Oil prices are continuing to recover today but remain within yesterday’s range after the latest sell off amid uncertainty about the latest OPEC+ policy. Latest trade data out of China show crude imports in November fell to the lowest level since April, partly due to seasonality.

    • Brent FEB 24 up 0.7% at 74.83$/bbl
    • WTI JAN 24 up 0.6% at 69.79$/bbl
  • Russian President Putin’s visit to the Middle East yesterday provided little in the way of oil market moving headlines or policy change despite energy being on the agenda.

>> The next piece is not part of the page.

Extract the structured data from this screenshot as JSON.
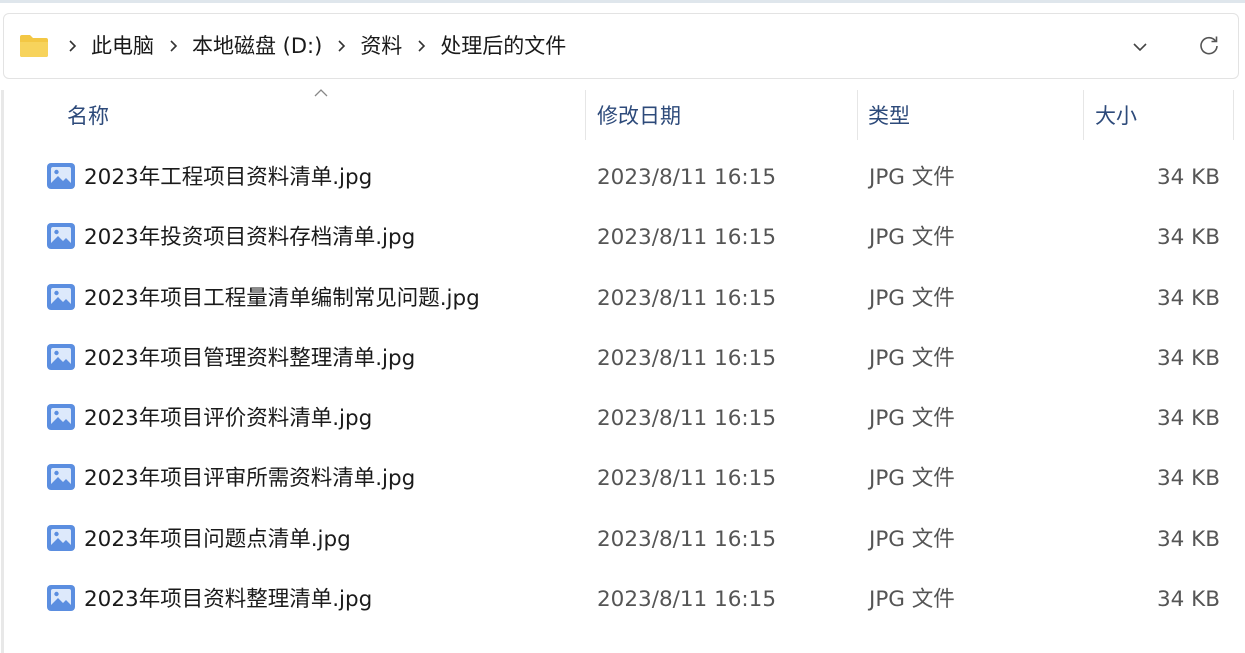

  • Russia has pledged to OPEC+ it will provide more data on its refining and exports to increase transparency towards cuts sources at vessel tracking firms and OPEC+ told Reuters.
  • Chinese crude oil imports fell to 42.45mn tons in November, down from 48.97mn tons in October and the lowest monthly level since April, customs data showed.
  • Chinese oil demand is expected to peak at 780-800mn tons by 2030 according to the CNPC Economics and Technology Research Institute (ETRI).
  • China should explore underground spaces to expand its storage capacity for natural gas and oil, Sun Longde, chief expert at CNPC Think Tank said.
  • Venezuela’s PDVSA is in advanced talks with Eni and Repsol to renew oil terms in the country but also with an eye on gas according to Bloomberg sources.
  • Indian state-owned refineries look set to join Indian private refineries in buying Venezuelan oil now that US sanctions have temporarily eased.
  • Indian oil demand in November fell by 2.8% on the month and by 2% on the year to 18.72mn tons, data from the Petroleum Planning and Analysis Cell showed.
  • Russian Urals crude has fallen back below the G7 price cap of $60/bbl for the first time since July, driven by weakness in global oil benchmark prices, according to Argus Media, cited by Bloomberg.
  • Kazakhstan plans to increase exports of its KEBCO oil via Russia by 14% on the month in December according to traders, and LSEG and shipping agent data.
  • Bearishness came for US oil products in the form of higher inventories in the latest EIA report. Gasoline stocks rose by 5.4 mn bbls in the week to 223.6 mn bbls, far exceeding expectations for a 1 mn bbl build.GasBuddy and OPIS place US gasoline demand at seasonally weak levels of 8-8.5mn bpd with cheaper pump prices doing little to spur buying activity.
  • China’s gasoil apparent consumption is forecast to rise 3.86% on the year in 2023 to 221.47m mt amid a gradual recovery following the pandemic, according to OilChem.